Zielgruppe sind laut Mission Statement „neugierige digitale Leserinnen und Leser, die sich für politische-literarische Texte interessieren“ und „für neue Stimmen offen sind“, denn in dem von Nikola Richter vor vier Jahren gegründeten Digital-Verlag erscheinen oft auch literarische Debüts (mittlerweile übrigens auch im Print-Format). Das Abo via Startnext gibt’s ab 30 Euro.

In Frühjahr erscheint bei Mikrotext u.a.: Arunika Senaraths Erstlingswerk „Diese eine Nacht“, Jesper Clemmensens preisgekrönte Flucht-Reportage „Die Entscheidung der Familie Sender“, „Hoffnun'“, ein Sammelband mit Weltuntergangs-Kurzprosa von Puneh Ansari, sowie „Hacking Koyote“, ein transkultureller Hipster-Trickster-Essay zum Thema Digiale Souveränität. Siehe auch den Ankündigungs-Katalog.

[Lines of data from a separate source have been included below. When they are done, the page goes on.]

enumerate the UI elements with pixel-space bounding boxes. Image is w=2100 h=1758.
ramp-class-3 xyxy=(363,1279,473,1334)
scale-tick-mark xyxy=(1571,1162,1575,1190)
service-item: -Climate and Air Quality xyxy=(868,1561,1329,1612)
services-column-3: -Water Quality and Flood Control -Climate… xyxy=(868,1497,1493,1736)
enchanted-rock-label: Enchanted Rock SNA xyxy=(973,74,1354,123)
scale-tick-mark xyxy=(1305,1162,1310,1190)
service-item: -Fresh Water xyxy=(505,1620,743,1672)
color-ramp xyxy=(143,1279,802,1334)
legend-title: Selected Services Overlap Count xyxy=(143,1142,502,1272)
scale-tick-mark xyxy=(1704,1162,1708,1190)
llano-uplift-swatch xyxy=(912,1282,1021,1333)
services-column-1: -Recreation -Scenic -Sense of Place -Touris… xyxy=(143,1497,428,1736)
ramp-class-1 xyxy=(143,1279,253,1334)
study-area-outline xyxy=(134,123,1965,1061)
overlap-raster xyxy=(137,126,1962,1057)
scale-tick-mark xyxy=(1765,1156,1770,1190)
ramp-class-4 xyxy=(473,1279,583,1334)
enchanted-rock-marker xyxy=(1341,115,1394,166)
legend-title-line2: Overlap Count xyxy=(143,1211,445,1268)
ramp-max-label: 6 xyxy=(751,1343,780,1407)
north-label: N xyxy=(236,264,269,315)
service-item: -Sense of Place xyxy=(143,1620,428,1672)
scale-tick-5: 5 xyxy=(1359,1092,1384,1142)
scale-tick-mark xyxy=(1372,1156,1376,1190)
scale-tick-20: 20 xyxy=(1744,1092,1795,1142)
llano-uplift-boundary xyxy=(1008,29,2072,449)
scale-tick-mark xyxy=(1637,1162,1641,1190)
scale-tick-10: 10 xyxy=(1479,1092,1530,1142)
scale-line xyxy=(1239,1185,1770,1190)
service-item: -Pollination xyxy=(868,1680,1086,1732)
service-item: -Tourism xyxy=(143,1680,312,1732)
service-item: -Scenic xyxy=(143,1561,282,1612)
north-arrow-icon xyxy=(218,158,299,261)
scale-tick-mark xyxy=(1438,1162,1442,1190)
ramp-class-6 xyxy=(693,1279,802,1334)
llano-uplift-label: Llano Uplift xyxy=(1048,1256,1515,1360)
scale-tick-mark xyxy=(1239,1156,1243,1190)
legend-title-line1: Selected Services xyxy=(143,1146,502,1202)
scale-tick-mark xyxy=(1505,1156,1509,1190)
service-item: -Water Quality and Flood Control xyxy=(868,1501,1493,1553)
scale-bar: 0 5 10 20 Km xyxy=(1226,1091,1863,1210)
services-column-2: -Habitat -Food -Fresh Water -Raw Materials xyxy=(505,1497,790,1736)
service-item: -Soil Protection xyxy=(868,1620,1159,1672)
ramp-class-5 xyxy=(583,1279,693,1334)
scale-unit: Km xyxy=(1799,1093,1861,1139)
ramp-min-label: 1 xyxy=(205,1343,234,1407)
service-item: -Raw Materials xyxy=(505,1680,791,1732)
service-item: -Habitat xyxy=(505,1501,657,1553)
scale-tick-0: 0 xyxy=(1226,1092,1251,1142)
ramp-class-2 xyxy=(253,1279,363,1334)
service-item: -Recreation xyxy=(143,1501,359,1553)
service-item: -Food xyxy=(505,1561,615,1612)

Apropos Souveränität: Mit dem Mikrotext-Abo ist eben nicht nur für Lesefutter gesorgt, man unterstützt auf diese Weise ein von Amazon, anderen Shops oder Zwischenlieferern komplett unabhängiges Distributionssystem — die digitale Lektüre geht von Verlag & Autor direkt in Richtung Leser. Also „absolut independent“, wie Nikola Richter betont, auch in der Gegenrichtung: „So geht das Geld ohne Umwege an Autoren und Verlag“.

Erstmals gab es das Mikrotext-Abo im Jahr 2015, damals wurden knapp 200 Abos vorbestellt und auf diese Weise das ambitionierte Funding-Ziel von 10.000 Euro locker eingespielt. Im letzten Jahr ging’s dagegen mit einem Fundingziel von 1.000 deutlich bescheidener weiter, am Ende wurden mit 80 Abos 2.000 Euro erreicht. Die aktuelle Kampagne – diesmal mit einem Fundingziel von 2.000 Euro — läuft noch bis Mitte Januar.